The book “A Wolf At The Table” is another slice of Burroughs childhood. This one takes on his father, and becomes a primer on everything a father should not be. The father is distant (to understate the matter) and totally unapproachable. He is cruel. The time period this covers, until the author is about twelve, is a constant period of neglect as seen through the eyes of the child. That is partly what makes this so moving, the fact that we see it from the boy’s point of view as he tries to gain some sort of manifestation that his father does love him, does care about him. He is constantly pushed away in actuality or in manifestations of hostility from his father such as allowing the boy’s guinea pig to die from neglect and then refusing to have his dog seen by a veterinarian and leaving it to die a terrible death while the young boy can only watch, or buying him a baseball glove but refusing to show him how to use it. The household is constantly undermined by the threat of violence that is always a companion to this family.

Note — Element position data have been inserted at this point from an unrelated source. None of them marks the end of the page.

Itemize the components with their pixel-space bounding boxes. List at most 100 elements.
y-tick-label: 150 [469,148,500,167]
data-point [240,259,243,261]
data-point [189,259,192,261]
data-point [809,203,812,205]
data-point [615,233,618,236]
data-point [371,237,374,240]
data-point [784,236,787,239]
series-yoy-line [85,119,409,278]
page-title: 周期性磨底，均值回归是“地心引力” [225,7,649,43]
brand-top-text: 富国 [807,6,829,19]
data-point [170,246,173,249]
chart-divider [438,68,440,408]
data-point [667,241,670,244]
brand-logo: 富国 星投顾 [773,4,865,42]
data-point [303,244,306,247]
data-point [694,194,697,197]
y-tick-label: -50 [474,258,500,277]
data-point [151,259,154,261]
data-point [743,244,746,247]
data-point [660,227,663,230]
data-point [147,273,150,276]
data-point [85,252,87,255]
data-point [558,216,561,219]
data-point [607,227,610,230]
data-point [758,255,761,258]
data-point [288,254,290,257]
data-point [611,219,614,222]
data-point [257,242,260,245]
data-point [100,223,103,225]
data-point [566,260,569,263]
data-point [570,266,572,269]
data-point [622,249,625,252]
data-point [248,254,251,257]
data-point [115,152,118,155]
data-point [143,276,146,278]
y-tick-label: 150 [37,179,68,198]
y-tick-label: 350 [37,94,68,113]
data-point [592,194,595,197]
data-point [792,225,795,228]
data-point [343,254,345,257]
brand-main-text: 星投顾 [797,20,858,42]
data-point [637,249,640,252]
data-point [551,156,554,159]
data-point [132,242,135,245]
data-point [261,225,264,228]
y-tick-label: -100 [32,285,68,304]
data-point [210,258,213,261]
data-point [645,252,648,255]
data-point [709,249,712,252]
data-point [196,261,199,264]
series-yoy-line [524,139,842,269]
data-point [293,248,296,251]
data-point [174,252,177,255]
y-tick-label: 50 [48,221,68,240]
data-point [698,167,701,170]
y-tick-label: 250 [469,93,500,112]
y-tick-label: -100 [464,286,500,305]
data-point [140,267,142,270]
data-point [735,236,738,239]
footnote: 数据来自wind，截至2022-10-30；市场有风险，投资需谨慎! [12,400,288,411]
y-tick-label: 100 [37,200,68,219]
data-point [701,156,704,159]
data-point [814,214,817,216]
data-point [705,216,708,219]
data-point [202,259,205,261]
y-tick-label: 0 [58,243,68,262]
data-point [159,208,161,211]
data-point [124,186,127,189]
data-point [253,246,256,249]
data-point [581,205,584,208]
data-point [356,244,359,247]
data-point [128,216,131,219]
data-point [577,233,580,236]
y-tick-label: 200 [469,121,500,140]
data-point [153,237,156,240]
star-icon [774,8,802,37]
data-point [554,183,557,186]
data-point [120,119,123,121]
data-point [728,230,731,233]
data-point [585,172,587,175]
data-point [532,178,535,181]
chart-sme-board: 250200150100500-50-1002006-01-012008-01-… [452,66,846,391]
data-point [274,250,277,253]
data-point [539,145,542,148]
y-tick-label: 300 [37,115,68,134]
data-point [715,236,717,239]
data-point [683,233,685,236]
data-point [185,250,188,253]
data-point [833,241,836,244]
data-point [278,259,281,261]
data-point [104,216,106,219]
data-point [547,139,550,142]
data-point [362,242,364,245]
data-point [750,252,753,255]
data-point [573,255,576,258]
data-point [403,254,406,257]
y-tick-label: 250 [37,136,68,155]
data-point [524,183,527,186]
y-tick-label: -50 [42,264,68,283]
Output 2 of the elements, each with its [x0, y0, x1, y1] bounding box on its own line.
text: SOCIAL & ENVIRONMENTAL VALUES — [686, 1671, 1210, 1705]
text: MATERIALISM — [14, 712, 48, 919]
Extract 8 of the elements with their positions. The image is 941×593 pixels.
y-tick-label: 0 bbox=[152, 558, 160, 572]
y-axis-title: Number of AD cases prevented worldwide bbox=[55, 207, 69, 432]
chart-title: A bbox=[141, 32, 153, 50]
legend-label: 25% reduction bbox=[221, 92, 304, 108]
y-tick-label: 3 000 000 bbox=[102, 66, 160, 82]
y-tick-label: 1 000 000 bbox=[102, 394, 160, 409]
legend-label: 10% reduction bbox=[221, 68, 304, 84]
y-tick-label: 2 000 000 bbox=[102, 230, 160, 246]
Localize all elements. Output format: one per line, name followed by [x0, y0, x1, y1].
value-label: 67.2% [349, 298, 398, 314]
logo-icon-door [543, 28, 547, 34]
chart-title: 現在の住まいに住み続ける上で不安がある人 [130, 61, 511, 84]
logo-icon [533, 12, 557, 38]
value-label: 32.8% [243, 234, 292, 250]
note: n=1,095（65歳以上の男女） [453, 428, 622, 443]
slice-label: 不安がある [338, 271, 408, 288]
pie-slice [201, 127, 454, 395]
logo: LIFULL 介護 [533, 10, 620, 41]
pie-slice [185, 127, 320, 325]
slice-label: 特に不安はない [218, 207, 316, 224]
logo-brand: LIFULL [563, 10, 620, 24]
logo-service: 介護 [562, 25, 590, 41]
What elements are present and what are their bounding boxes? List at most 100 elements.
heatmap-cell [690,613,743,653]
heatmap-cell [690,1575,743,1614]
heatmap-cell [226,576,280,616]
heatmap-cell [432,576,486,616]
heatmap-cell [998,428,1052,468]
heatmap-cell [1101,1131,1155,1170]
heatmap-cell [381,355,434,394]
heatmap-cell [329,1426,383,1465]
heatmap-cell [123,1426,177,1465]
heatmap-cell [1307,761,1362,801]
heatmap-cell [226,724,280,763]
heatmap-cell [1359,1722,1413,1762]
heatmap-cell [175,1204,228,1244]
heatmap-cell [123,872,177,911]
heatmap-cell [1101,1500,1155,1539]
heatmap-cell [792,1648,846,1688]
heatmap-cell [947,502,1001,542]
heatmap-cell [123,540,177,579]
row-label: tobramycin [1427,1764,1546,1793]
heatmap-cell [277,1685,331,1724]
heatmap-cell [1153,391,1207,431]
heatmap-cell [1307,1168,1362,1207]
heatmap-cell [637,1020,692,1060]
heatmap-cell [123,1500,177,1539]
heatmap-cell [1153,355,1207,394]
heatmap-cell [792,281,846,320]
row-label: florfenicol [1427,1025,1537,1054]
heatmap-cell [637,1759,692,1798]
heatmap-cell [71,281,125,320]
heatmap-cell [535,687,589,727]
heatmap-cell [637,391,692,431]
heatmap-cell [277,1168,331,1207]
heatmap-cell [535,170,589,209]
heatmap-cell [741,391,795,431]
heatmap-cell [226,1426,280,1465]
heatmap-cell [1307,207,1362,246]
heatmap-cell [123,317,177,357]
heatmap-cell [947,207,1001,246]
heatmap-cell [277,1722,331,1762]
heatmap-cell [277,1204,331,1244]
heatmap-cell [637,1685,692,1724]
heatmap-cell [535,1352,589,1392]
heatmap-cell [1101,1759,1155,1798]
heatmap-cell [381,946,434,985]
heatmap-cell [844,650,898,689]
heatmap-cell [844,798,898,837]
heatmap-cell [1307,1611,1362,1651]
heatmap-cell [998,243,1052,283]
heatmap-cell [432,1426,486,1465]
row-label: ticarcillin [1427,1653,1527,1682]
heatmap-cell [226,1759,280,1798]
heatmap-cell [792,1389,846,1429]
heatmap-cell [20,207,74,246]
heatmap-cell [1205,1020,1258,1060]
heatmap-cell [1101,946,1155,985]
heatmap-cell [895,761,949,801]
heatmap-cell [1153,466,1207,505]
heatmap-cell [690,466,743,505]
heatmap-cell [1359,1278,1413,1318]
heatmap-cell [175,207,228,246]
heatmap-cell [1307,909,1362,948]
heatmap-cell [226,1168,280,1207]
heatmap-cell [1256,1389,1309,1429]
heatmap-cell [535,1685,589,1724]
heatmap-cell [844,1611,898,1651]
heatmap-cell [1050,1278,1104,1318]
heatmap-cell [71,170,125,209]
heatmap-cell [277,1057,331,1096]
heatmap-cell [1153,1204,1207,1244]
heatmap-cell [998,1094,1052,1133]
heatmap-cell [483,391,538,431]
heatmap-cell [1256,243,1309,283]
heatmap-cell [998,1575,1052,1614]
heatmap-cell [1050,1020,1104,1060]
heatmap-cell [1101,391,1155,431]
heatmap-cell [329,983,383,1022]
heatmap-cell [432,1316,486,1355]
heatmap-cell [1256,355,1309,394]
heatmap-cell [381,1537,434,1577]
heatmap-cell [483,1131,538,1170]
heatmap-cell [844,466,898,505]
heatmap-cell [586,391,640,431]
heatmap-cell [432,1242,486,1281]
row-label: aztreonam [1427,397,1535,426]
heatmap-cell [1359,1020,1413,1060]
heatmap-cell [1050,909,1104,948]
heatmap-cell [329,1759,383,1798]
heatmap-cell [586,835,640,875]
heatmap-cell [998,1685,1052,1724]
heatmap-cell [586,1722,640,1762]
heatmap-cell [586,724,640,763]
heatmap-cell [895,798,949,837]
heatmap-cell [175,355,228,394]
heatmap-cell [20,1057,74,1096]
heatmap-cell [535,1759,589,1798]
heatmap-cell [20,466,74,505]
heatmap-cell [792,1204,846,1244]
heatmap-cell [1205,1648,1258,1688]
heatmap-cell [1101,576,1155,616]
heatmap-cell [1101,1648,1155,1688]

Burroughs’ mother is loving, but wrestling with her own bipolar disorder that leaves her unrealistically manic or profoundly depressed. In one particularly tormenting episode, we see her institutionalized and the author is left alone with his father. He begins to fantasize about patricide, and the reader can well-understand how this could be.

This piece of the story lets one in on how the author could have sought out an older lover when he was too young to have a lover of any sort. It lets the reader see the forces that led to the alcoholism of the adult Burroughs. It is a key piece to the puzzle telling us how Augusten Burroughs came to be.

Anyone who is a father, hopes to be a father or has had a father should read this book. It is not a pretty story, but it will tell you what NOT to do lest you wish to ruin your child before he even gets started. It is so heart-breaking you are left with the question as to how anyone could have survived it all.